Diecisiete de agosto. Delante de mí veo un kilómetro de asfalto, recto, con alguna ondulación para adaptarse a la orografía, pero con visibilidad. Línea discontinua. Puedo adelantar a coches. No es necesario. No hay ningún coche. Miro por el retrovisor, veo por detrás una recta tan larga como la que tengo delante y tampoco hay ningún coche…
A la derecha rocas negras de lava me separan de unas playas de arena del desierto, dorada, como oro brillante por el impacto del sol africano. El termómetro del coche marca 38 grados y el reloj del vehículo indica que son las 11 de la mañana y me viene a la cabeza aquello de “¡una hora menos en Canarias !”…
Cuando me parece me paro en una pequeña explanada situada a la izquierda de la marcha, en la que aparco el coche. Atravieso el asfalto caliente, sorteo las rocas volcánicas y llego a la playa en la que zonas rocosas que cierran la pequeña bahía, se alternan con superficies de arena fina y brillante. El viento amortigua el calor. Tanto que si no tienes cuidado puedes quemarte, ya que la sensación solar sobre la piel queda muy atenuada.

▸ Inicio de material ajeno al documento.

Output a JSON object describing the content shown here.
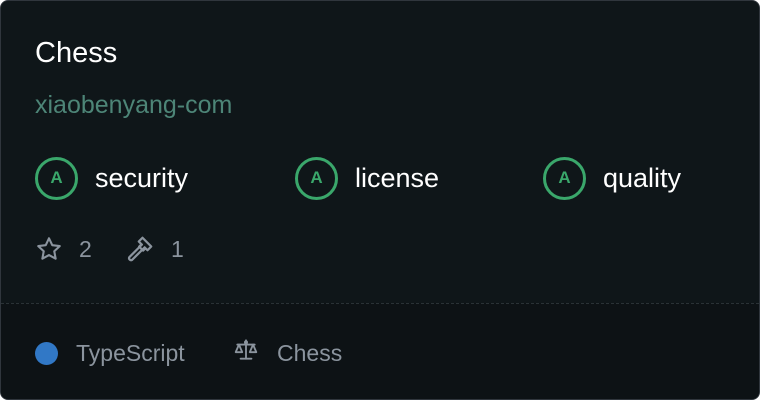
{
  "repo": {
    "name": "Chess",
    "owner": "xiaobenyang-com"
  },
  "scores": [
    {
      "grade": "A",
      "label": "security"
    },
    {
      "grade": "A",
      "label": "license"
    },
    {
      "grade": "A",
      "label": "quality"
    }
  ],
  "stats": {
    "stars": "2",
    "forks": "1",
    "star_icon": "star-icon",
    "hammer_icon": "hammer-icon"
  },
  "footer": {
    "language": "TypeScript",
    "language_color": "#3178c6",
    "license": "Chess",
    "license_icon": "scale-icon"
  },
  "colors": {
    "grade": "#3aa76b",
    "owner": "#4d8577",
    "background": "#0f1619"
  }
}
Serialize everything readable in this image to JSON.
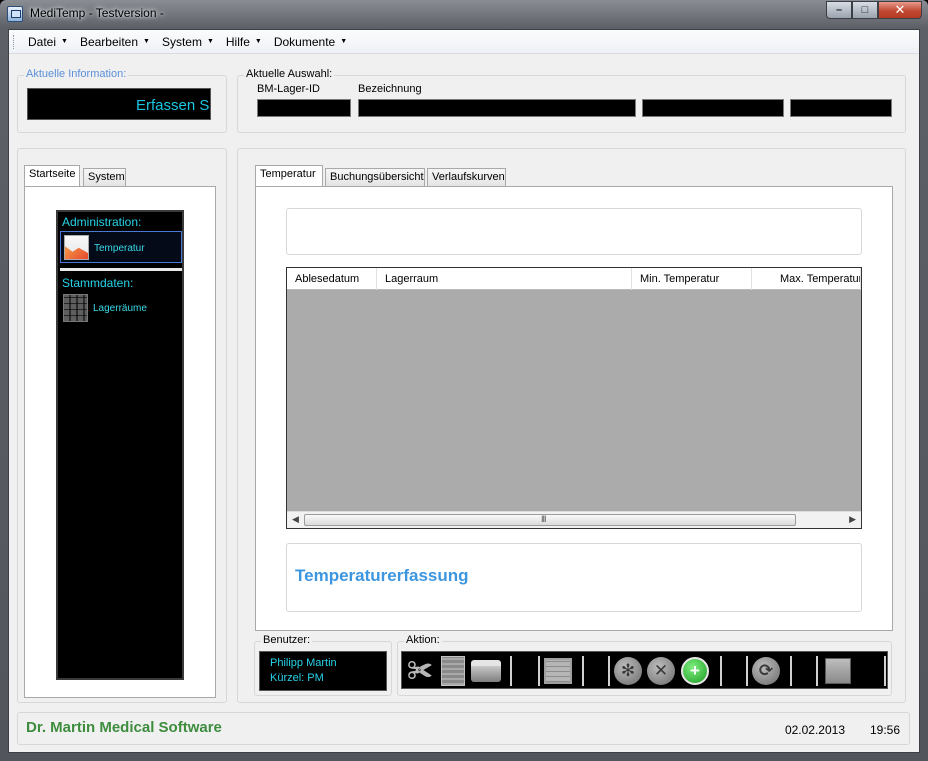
{
  "window": {
    "title": "MediTemp - Testversion -",
    "controls": [
      "–",
      "□",
      "✕"
    ]
  },
  "menu": [
    "Datei",
    "Bearbeiten",
    "System",
    "Hilfe",
    "Dokumente"
  ],
  "info": {
    "legend": "Aktuelle Information:",
    "display_text": "Erfassen Si"
  },
  "selection": {
    "legend": "Aktuelle Auswahl:",
    "label_id": "BM-Lager-ID",
    "label_name": "Bezeichnung"
  },
  "nav": {
    "tabs": [
      "Startseite",
      "System"
    ],
    "sections": [
      {
        "heading": "Administration:",
        "items": [
          {
            "label": "Temperatur",
            "icon": "temperature-chart-icon"
          }
        ]
      },
      {
        "heading": "Stammdaten:",
        "items": [
          {
            "label": "Lagerräume",
            "icon": "storage-rack-icon"
          }
        ]
      }
    ]
  },
  "main": {
    "tabs": [
      "Temperatur",
      "Buchungsübersicht",
      "Verlaufskurven"
    ],
    "grid": {
      "columns": [
        "Ablesedatum",
        "Lagerraum",
        "Min. Temperatur",
        "Max. Temperatur"
      ],
      "rows": []
    },
    "caption": "Temperaturerfassung"
  },
  "user": {
    "legend": "Benutzer:",
    "name": "Philipp Martin",
    "short": "Kürzel: PM"
  },
  "actions": {
    "legend": "Aktion:"
  },
  "status": {
    "brand": "Dr. Martin Medical Software",
    "date": "02.02.2013",
    "time": "19:56"
  },
  "colors": {
    "accent_cyan": "#26d3e8",
    "caption_blue": "#3d96e0",
    "brand_green": "#3e8d3e"
  }
}
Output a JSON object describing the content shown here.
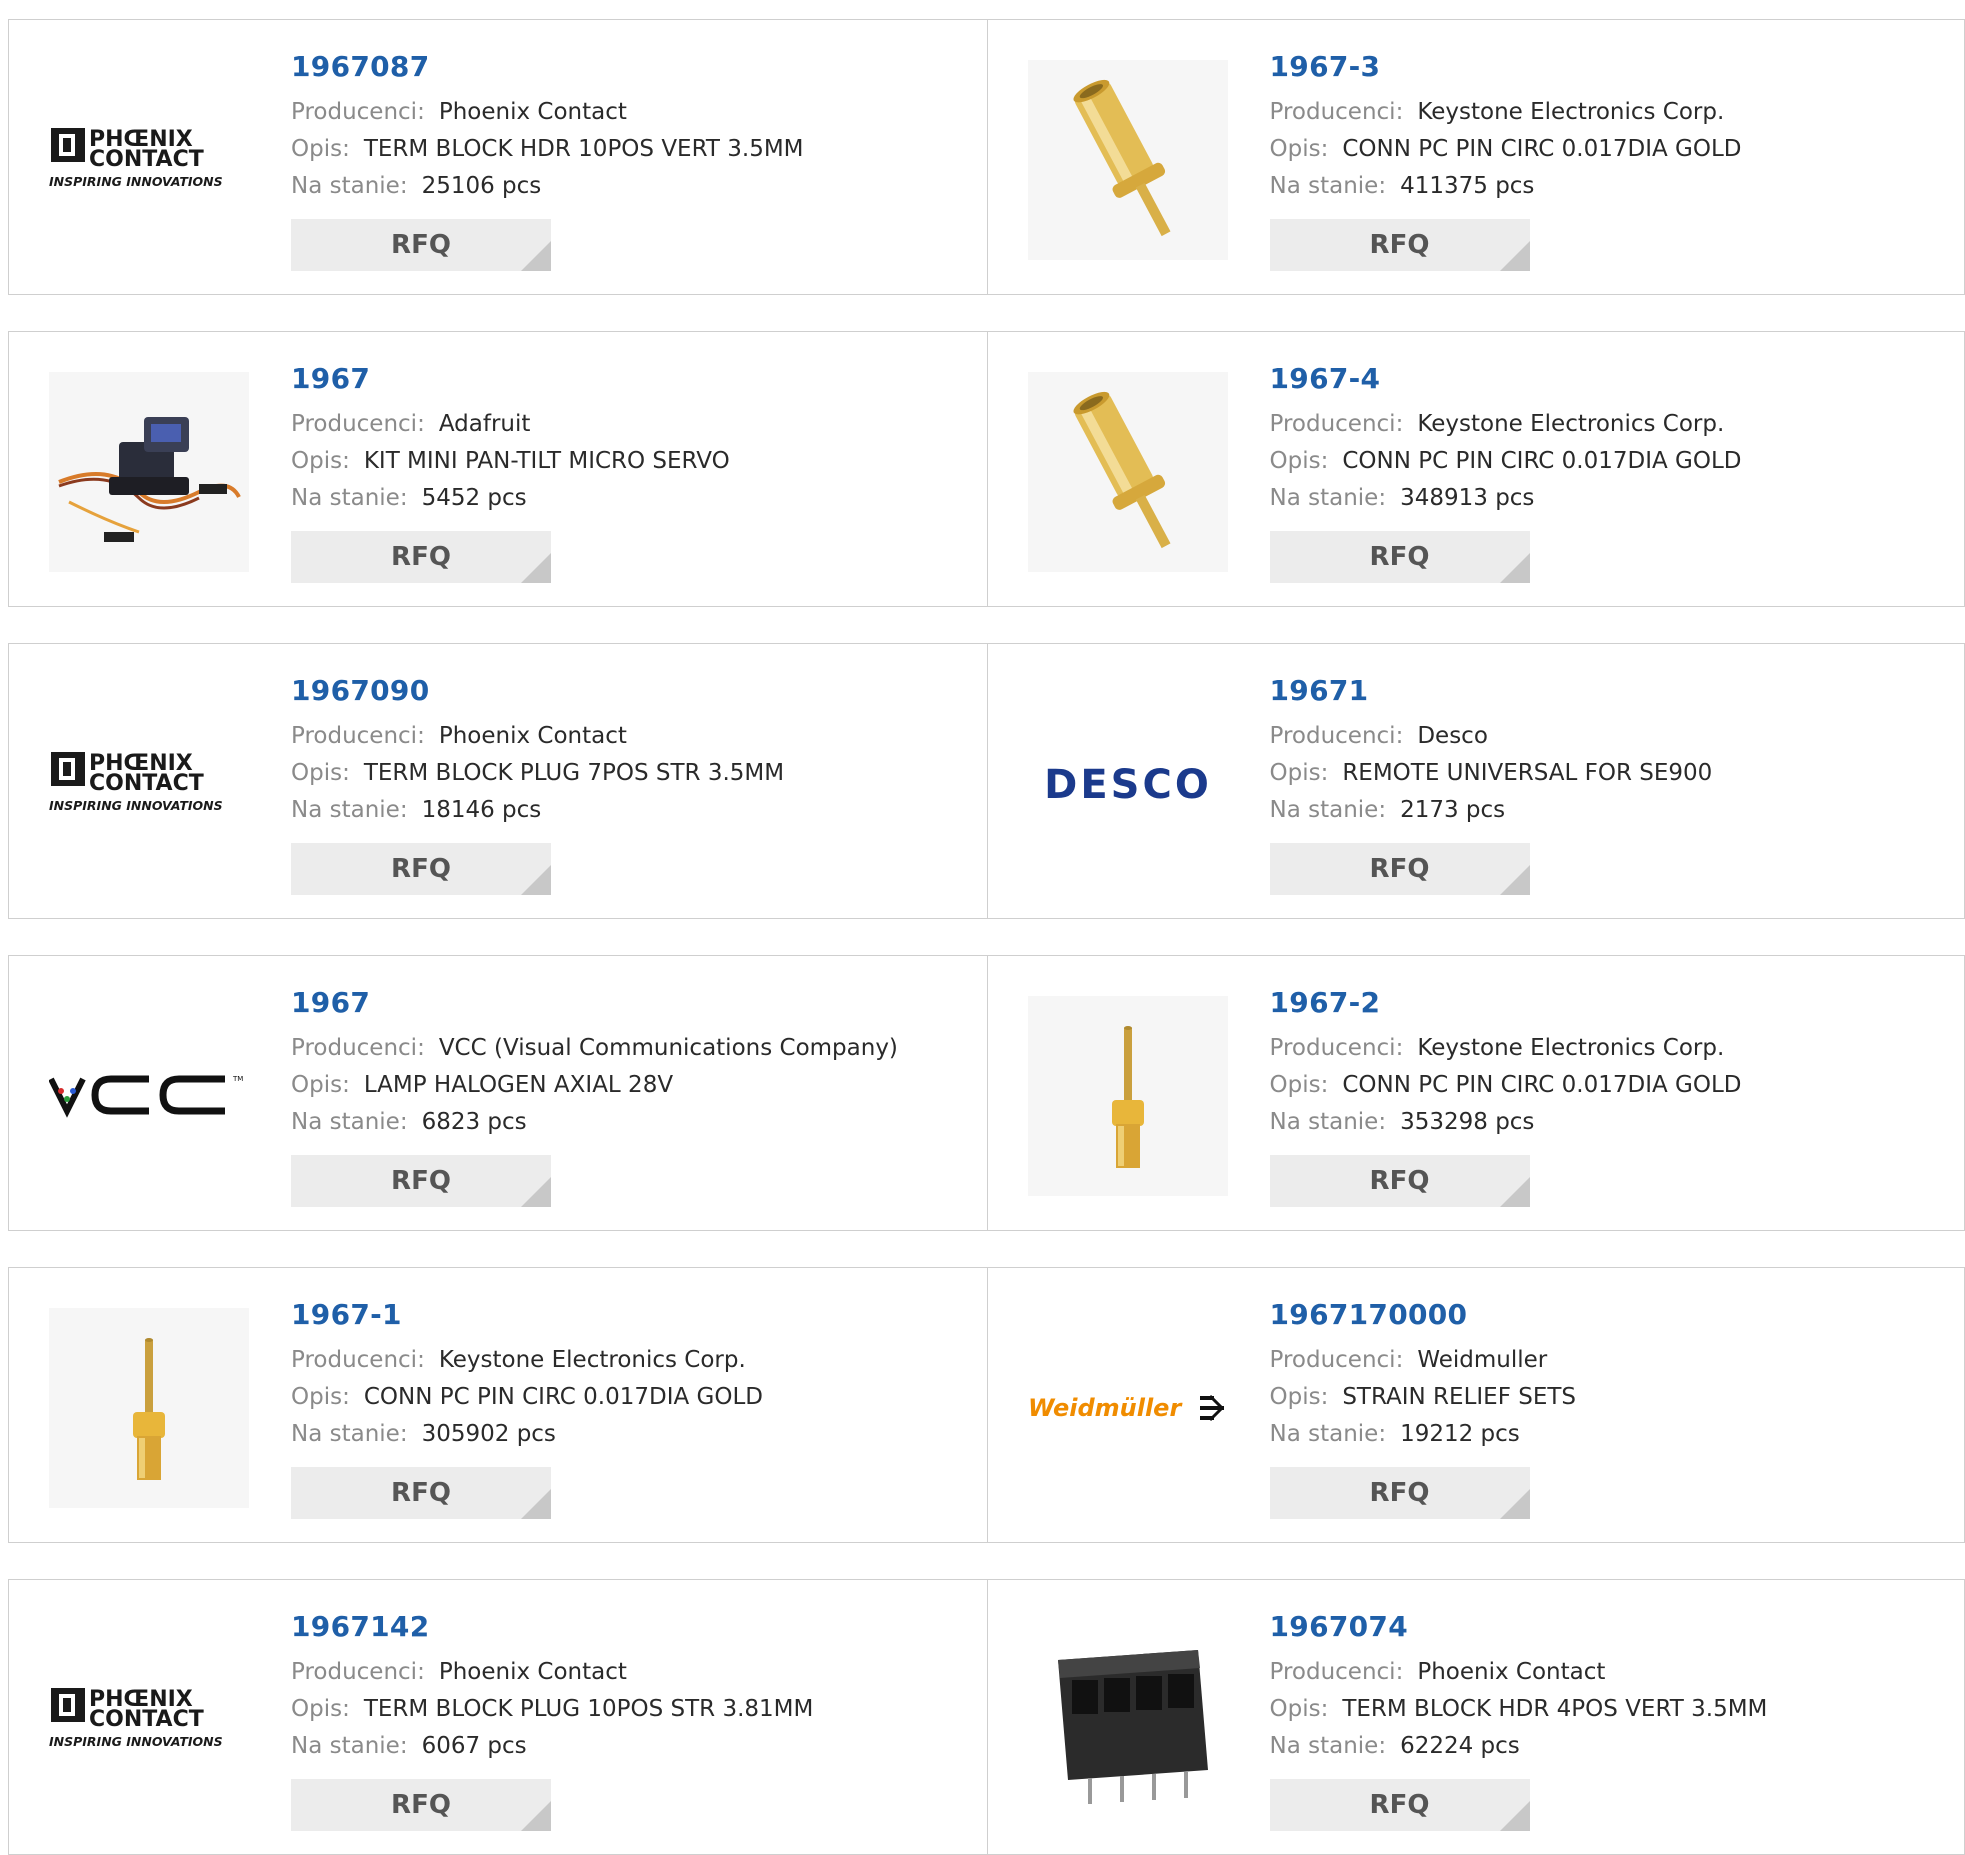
{
  "labels": {
    "manufacturer": "Producenci:",
    "description": "Opis:",
    "stock": "Na stanie:",
    "rfq": "RFQ"
  },
  "logos": {
    "phoenix_line1": "PHŒNIX",
    "phoenix_line2": "CONTACT",
    "phoenix_tagline": "INSPIRING INNOVATIONS",
    "desco": "DESCO",
    "vcc": "VCC",
    "vcc_tm": "TM",
    "weidmuller": "Weidmüller"
  },
  "colors": {
    "part_number": "#1f5fa8",
    "desco": "#1b3a8c",
    "weidmuller": "#f08c00",
    "gold": "#e1b84a"
  },
  "products": [
    {
      "part": "1967087",
      "manufacturer": "Phoenix Contact",
      "description": "TERM BLOCK HDR 10POS VERT 3.5MM",
      "stock": "25106 pcs",
      "image": "phoenix-logo"
    },
    {
      "part": "1967-3",
      "manufacturer": "Keystone Electronics Corp.",
      "description": "CONN PC PIN CIRC 0.017DIA GOLD",
      "stock": "411375 pcs",
      "image": "gold-pin-large"
    },
    {
      "part": "1967",
      "manufacturer": "Adafruit",
      "description": "KIT MINI PAN-TILT MICRO SERVO",
      "stock": "5452 pcs",
      "image": "servo-kit"
    },
    {
      "part": "1967-4",
      "manufacturer": "Keystone Electronics Corp.",
      "description": "CONN PC PIN CIRC 0.017DIA GOLD",
      "stock": "348913 pcs",
      "image": "gold-pin-large"
    },
    {
      "part": "1967090",
      "manufacturer": "Phoenix Contact",
      "description": "TERM BLOCK PLUG 7POS STR 3.5MM",
      "stock": "18146 pcs",
      "image": "phoenix-logo"
    },
    {
      "part": "19671",
      "manufacturer": "Desco",
      "description": "REMOTE UNIVERSAL FOR SE900",
      "stock": "2173 pcs",
      "image": "desco-logo"
    },
    {
      "part": "1967",
      "manufacturer": "VCC (Visual Communications Company)",
      "description": "LAMP HALOGEN AXIAL 28V",
      "stock": "6823 pcs",
      "image": "vcc-logo"
    },
    {
      "part": "1967-2",
      "manufacturer": "Keystone Electronics Corp.",
      "description": "CONN PC PIN CIRC 0.017DIA GOLD",
      "stock": "353298 pcs",
      "image": "gold-pin-small"
    },
    {
      "part": "1967-1",
      "manufacturer": "Keystone Electronics Corp.",
      "description": "CONN PC PIN CIRC 0.017DIA GOLD",
      "stock": "305902 pcs",
      "image": "gold-pin-small"
    },
    {
      "part": "1967170000",
      "manufacturer": "Weidmuller",
      "description": "STRAIN RELIEF SETS",
      "stock": "19212 pcs",
      "image": "weidmuller-logo"
    },
    {
      "part": "1967142",
      "manufacturer": "Phoenix Contact",
      "description": "TERM BLOCK PLUG 10POS STR 3.81MM",
      "stock": "6067 pcs",
      "image": "phoenix-logo"
    },
    {
      "part": "1967074",
      "manufacturer": "Phoenix Contact",
      "description": "TERM BLOCK HDR 4POS VERT 3.5MM",
      "stock": "62224 pcs",
      "image": "terminal-header"
    }
  ]
}
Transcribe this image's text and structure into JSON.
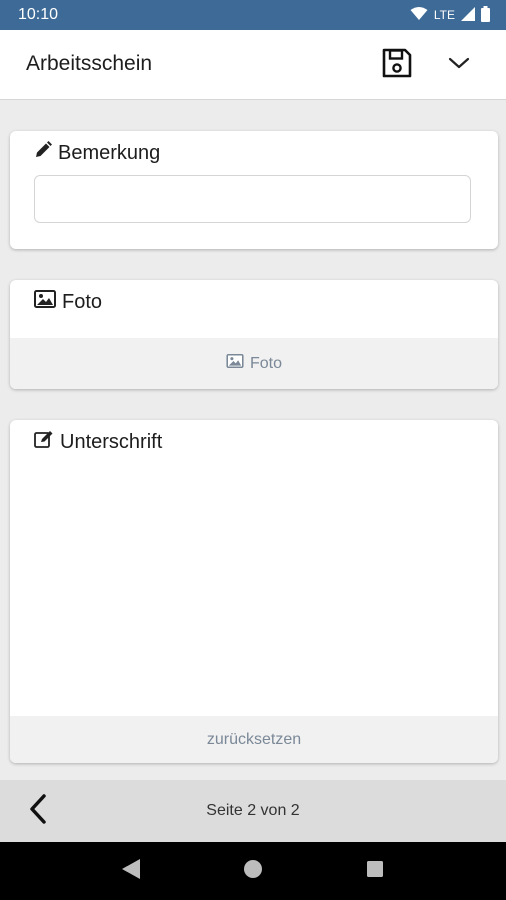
{
  "status_bar": {
    "time": "10:10",
    "network": "LTE",
    "icons": [
      "wifi-icon",
      "signal-icon",
      "battery-icon"
    ]
  },
  "app_bar": {
    "title": "Arbeitsschein",
    "icons": [
      "save-icon",
      "chevron-down-icon"
    ]
  },
  "cards": {
    "note": {
      "title": "Bemerkung",
      "icon": "pencil-icon",
      "input_value": ""
    },
    "photo": {
      "title": "Foto",
      "icon": "image-icon",
      "button_label": "Foto"
    },
    "signature": {
      "title": "Unterschrift",
      "icon": "edit-icon",
      "reset_label": "zurücksetzen"
    }
  },
  "pager": {
    "label": "Seite 2 von 2",
    "icon": "chevron-left-icon"
  },
  "nav_bar": {
    "icons": [
      "back-triangle-icon",
      "home-circle-icon",
      "recents-square-icon"
    ]
  },
  "colors": {
    "status_bar": "#3d6a96",
    "page_background": "#ececec",
    "muted_text": "#7a8897"
  }
}
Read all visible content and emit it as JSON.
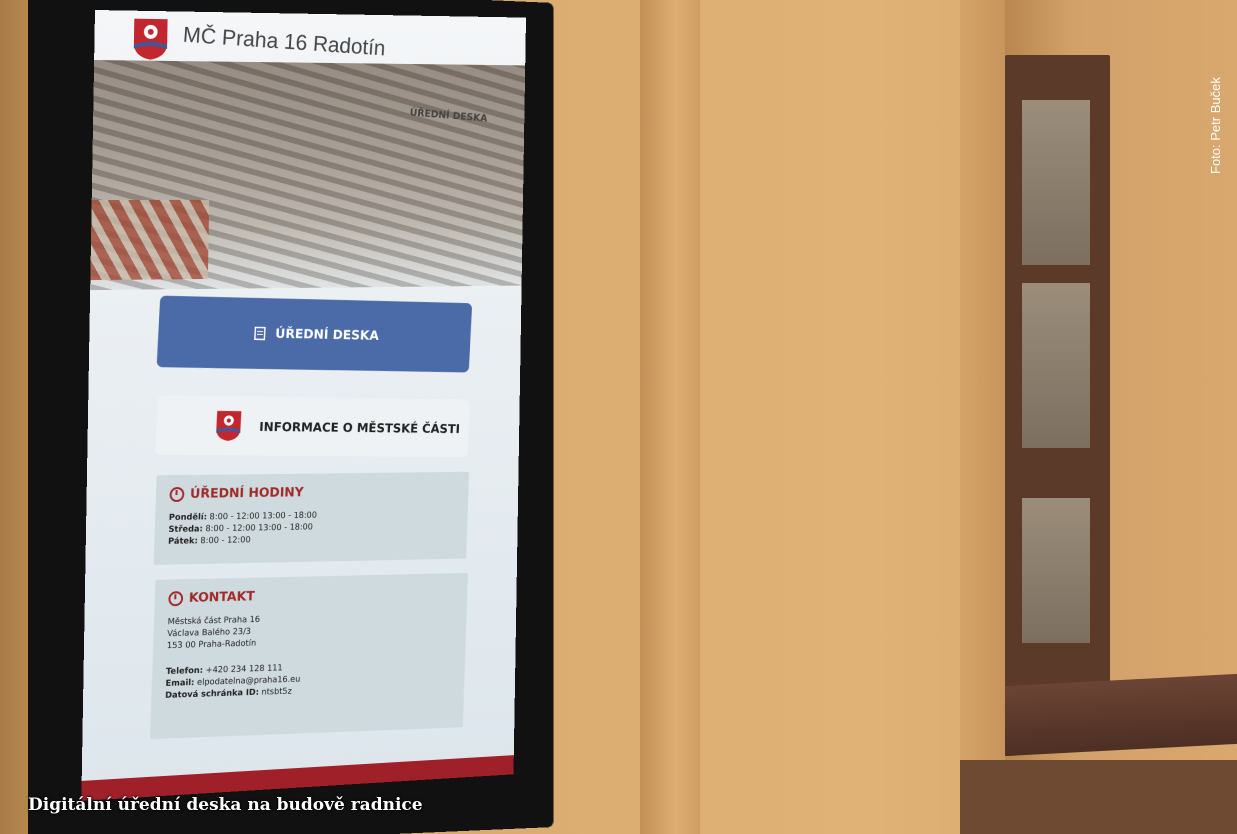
{
  "screen": {
    "header_title": "MČ Praha 16 Radotín",
    "header_section": "ÚŘEDNÍ DESKA",
    "primary_button": "ÚŘEDNÍ DESKA",
    "secondary_button": "INFORMACE O MĚSTSKÉ ČÁSTI",
    "hours": {
      "title": "ÚŘEDNÍ HODINY",
      "rows": [
        {
          "day": "Pondělí:",
          "time": "8:00 - 12:00 13:00 - 18:00"
        },
        {
          "day": "Středa:",
          "time": "8:00 - 12:00 13:00 - 18:00"
        },
        {
          "day": "Pátek:",
          "time": "8:00 - 12:00"
        }
      ]
    },
    "contact": {
      "title": "KONTAKT",
      "address": [
        "Městská část Praha 16",
        "Václava Balého 23/3",
        "153 00 Praha-Radotín"
      ],
      "phone_label": "Telefon:",
      "phone": "+420 234 128 111",
      "email_label": "Email:",
      "email": "elpodatelna@praha16.eu",
      "databox_label": "Datová schránka ID:",
      "databox": "ntsbt5z"
    }
  },
  "caption": "Digitální úřední deska na budově radnice",
  "photo_credit": "Foto: Petr Buček",
  "colors": {
    "primary_button": "#4a6aa8",
    "accent_red": "#a02a2a",
    "footer": "#a0202a"
  }
}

En la playa hay un par de personas y durante todo el tiempo que estoy, que no sé cuantificar, no llegan a juntarse más de seis…
Antes de darme el primer baño en estas aguas atlánticas frescas, contemplo un buen rato el paisaje. El mar es de color azul, azul. Solamente tiene una apariencia ligeramente verdosa en zonas poco profundas en las que el dorado de la arena que tiene debajo le cambia el color.
Más allá de mis pies hay una franja de roca negra, de un negro intenso. A continuación una banda de aguas espumosas, de un blanco plateado resultado del impacto final de las olas en la arena. A continuación una zona de agua de mar color turquesa y al fondo el océano azul marino… A derecha e izquierda, en la lejanía, más espuma blanca impelida hacia el cielo por el choque de las olas contra las rocas que cierran la pequeña bahía…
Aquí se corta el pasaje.